It’s Time to Retire Data Manager and Move to DataStage

It’s 7 AM and you check your email over a cup of coffee in the kitchen. You see an email from a director in Finance that her reports aren’t reflecting yesterday’s activity and that something must be wrong. It’s day 3 of the close so this is important and urgent. You scan your other emails, and there are no alerts from the warehouse. You go to your laptop and connect to the ETL server and see that the overnight batch jobs have not executed. You look through the logs and find an error you haven’t seen before.

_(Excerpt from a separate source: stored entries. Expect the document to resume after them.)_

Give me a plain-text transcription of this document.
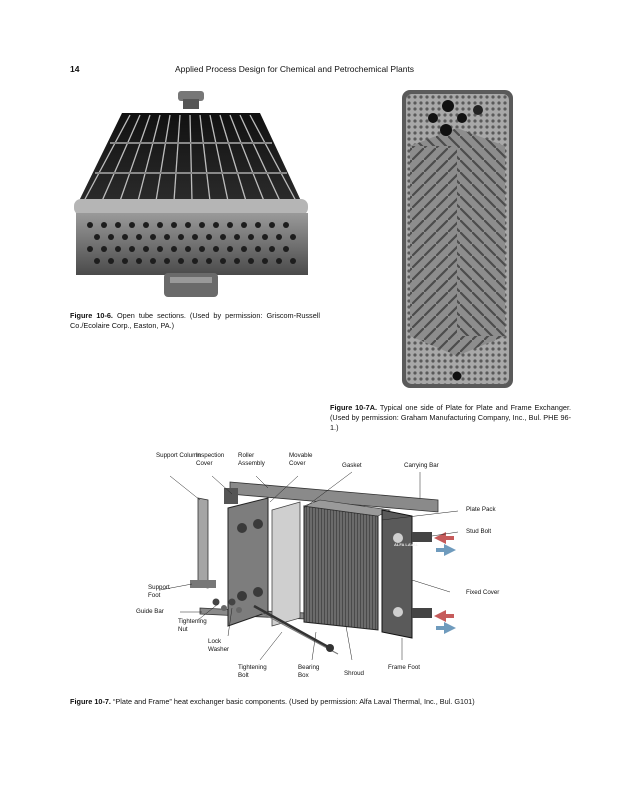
14	Applied Process Design for Chemical and Petrochemical Plants
Figure 10-6. Open tube sections. (Used by permission: Griscom-Russell Co./Ecolaire Corp., Easton, PA.)
Figure 10-7A. Typical one side of Plate for Plate and Frame Exchanger. (Used by permission: Graham Manufacturing Company, Inc., Bul. PHE 96-1.)
Support Column
Inspection Cover
Roller Assembly
Movable Cover	Gasket	Carrying Bar
Plate Pack
Stud Bolt
Support Foot	Fixed Cover
Guide Bar
Tightening Nut
Lock Washer
Tightening Bolt
Bearing Box	Shroud
Frame Foot
ALFA LAVAL
Figure 10-7. “Plate and Frame” heat exchanger basic components. (Used by permission: Alfa Laval Thermal, Inc., Bul. G101)
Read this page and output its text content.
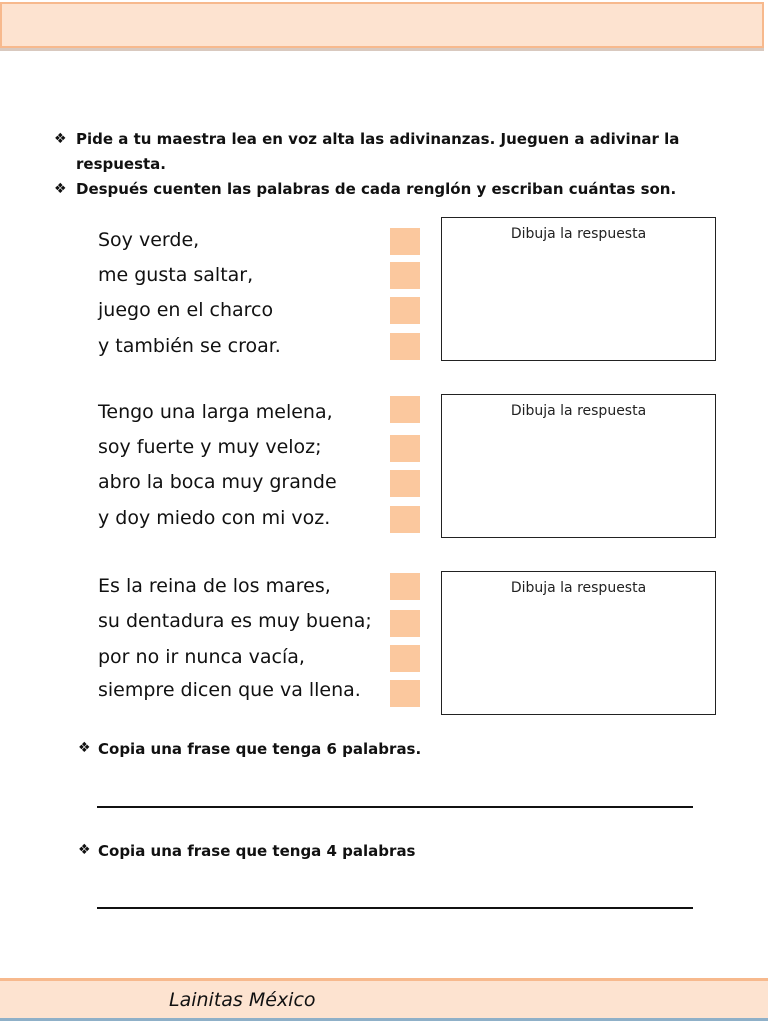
❖ Pide a tu maestra lea en voz alta las adivinanzas. Jueguen a adivinar la respuesta.
❖ Después cuenten las palabras de cada renglón y escriban cuántas son.
Soy verde,
me gusta saltar,
juego en el charco
y también se croar.
Dibuja la respuesta
Tengo una larga melena,
soy fuerte y muy veloz;
abro la boca muy grande
y doy miedo con mi voz.
Dibuja la respuesta
Es la reina de los mares,
su dentadura es muy buena;
por no ir nunca vacía,
siempre dicen que va llena.
Dibuja la respuesta
❖ Copia una frase que tenga 6 palabras.
❖ Copia una frase que tenga 4 palabras
Lainitas México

Data Manager has been out of regular support for five years, but many companies still have implementations running along. The risk of critical issues grows day by day, month by month and year by year. At some point an OS or database update, or some other surprise will cause a failure that will be difficult, maybe impossible, to recover or mitigate. Searching for backups and supporting software installations in order to construct an environment that can limp along is no picnic. And if your users won’t notice the benefit of upgrading to a supported platform, they will surely notice the impact of a data warehouse failure and mission critical analytics that are out of commission.

ETL is sticky. Most companies are not looking for reasons to rip out a bunch of ETL and replace it with something new. Between the day to day demands of supporting the data warehouse and new demands of the business, there is not a lot of time or budget to do something that in the best outcome would be unnoticeable by the users. But, like car maintenance, this sort of maintenance is best done at the time and the method of your choosing, rather than waiting until something fails and you’re left on the side of the road.

When IBM announced end of life and end of support for DataManager existing licenses and entitlements were migrated to DataStage, giving DataManager customers a no cost option to make a significant upgrade to a powerful best in class ETL platform. But because of the gaps in capability there are some important things to consider.

Software Installation

The DataManager Software installation was very simple. You could be up and running in minutes. The DataStage Installation and the environment is potentially far more complex. This will take some time to work through getting the environment set up correctly.

Managing different environments (IE., dev/test/prod) and tools to manage them.

Again, DataManager is/was very simple and essentially left it up to the administrator to define the process and procedure for migrating code between dev/test/prod. Rolling back code was essentially done with backups of the catalog. DataStage has tools to create and move ETL packages between projects environments, and parameters are far more effective at managing the differences between dev/test/prod (ie., database connection info, credentials). It isn’t difficult, just different.

Migration Approach

This isn’t an upgrade from a Toyota to a Lexus, but more like a transition from a car to a factory that could be used to build a car, or a boat, or a jet, or other capabilities that you haven’t considered before. This flexibility creates a need to consider the approach you take.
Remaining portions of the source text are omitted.